Bien entend, notre auteur a trouvé un moyen habile de ruiner ces objections : c'est Pierre d'Arcis qui est un menteur. Les relations entre Henri de Poitiers et la famille de Charny auraient été excellentes, puisqu'il aurait envoyé à Geoffrey Ier de Charny une lettre d'approbation de la fondation de la collégiale de Lirey le 28 mai 1356 (encore que Centini n'exclut pas, p. 157, que Henri de Poitiers ait pu avoir réservé son ire aux chanoines de Lirey, et que, pour ma part, je fais remarquer que rien n'exclut que l'enquête ait été menée par Henri de Poitiers dans le deuxième semestre de 1356 plutôt qu'en 1355). Le peintre qui aurait réalisé l'image de Lirey n'est jamais nommé et n'apparaît que dans le mémorial de Pierre d'Arcis (il me semble pourtant que beaucoup de peintures de cette époque nous sont parvenues sans qu'on connaisse le nom de leur auteur).
Les péripéties se poursuivent au siècle suivant, puisque l'on apprend que Marguerite de Charny, fille de Geoffroy II, fit don à la maison de Savoie du Suaire dont elle n'était même pas la propriétaire, puisque les chanoines de Lirey l'avaient seulement confié aux Charny en 1418, d'où une suite de procès ayant opposé les chanoines de Lirey à Marguerite de Charny (sentences du tribunal de Dôle du 8 mai 1443 et du 28 octobre 1449, jamais suivies d'effet). La donation à la maison de Savoie est intervenue en 1453, après une ostension sur la plaine de Plainpalais à Genève dans la deuxième quinzaine de février 1453 (p. 164), ce qui ne manque pas de sel quand on sait à quel point Calvin, dans son Traité des reliques de 1543, devait attaquer l'authenticité du Suaire de Lirey-Chambéry-Turin, alors conservé à Nice. (La plaine de Plainpalais est aujourd'hui connue par son marché aux puces et par la présence du cirque national suisse Knie, trois semaines par an à la fin du mois d'août.)
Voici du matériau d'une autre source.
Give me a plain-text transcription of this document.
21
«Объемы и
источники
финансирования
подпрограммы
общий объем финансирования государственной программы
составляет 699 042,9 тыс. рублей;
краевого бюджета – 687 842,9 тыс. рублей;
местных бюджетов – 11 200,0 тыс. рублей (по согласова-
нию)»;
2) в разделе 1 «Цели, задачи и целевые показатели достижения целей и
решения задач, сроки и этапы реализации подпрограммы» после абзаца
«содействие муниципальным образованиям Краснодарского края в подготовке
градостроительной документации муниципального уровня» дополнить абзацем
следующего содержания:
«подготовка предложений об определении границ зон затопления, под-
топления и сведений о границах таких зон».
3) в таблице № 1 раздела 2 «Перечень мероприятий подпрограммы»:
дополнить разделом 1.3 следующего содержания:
Notons tout de même que cette Marguerite de Charny, morte en 1460, se trouvait être depuis 1438 la veuve d'un Humbert de Villersexel, comte de La Roche. Ce qui explique le retour du suaire dans la juridiction de Dole et Besançon alors qu'il était au XIVe siècle dans la juridiction de Troyes. Ce qui m'incite aussi au plus grand scepticisme quant à la thèse selon laquelle le suaire de Lirey aurait été une relique tombée entre les mains d'Othon Ier de La Roche, premier "duc d'Athènes", après le sac de 1204 et confié au siège de Besançon en 1208 : tout ce que nous savons du Saint-Suaire à partir de son apparition dans l'Histoire, en 1355, le relie à la famille de Charny et à la Champagne. La dernière héritière des Charny ayant épousé un La Roche chez qui elle conservait le suaire de Lirey, n'aurait-il pas été tentant, au XVe siècle, de créer au suaire de Lirey une préhistoire qui se passait précisément au sein de la famille de la Roche et en Franche-Comté ? Et, dans ce cas, le Saint-Suaire de Besançon, objet d'ostensions à partir de 1523, aurait-il vraiment été une copie de 1377 d'un précédent suaire de Besançon disparu en 1349 ?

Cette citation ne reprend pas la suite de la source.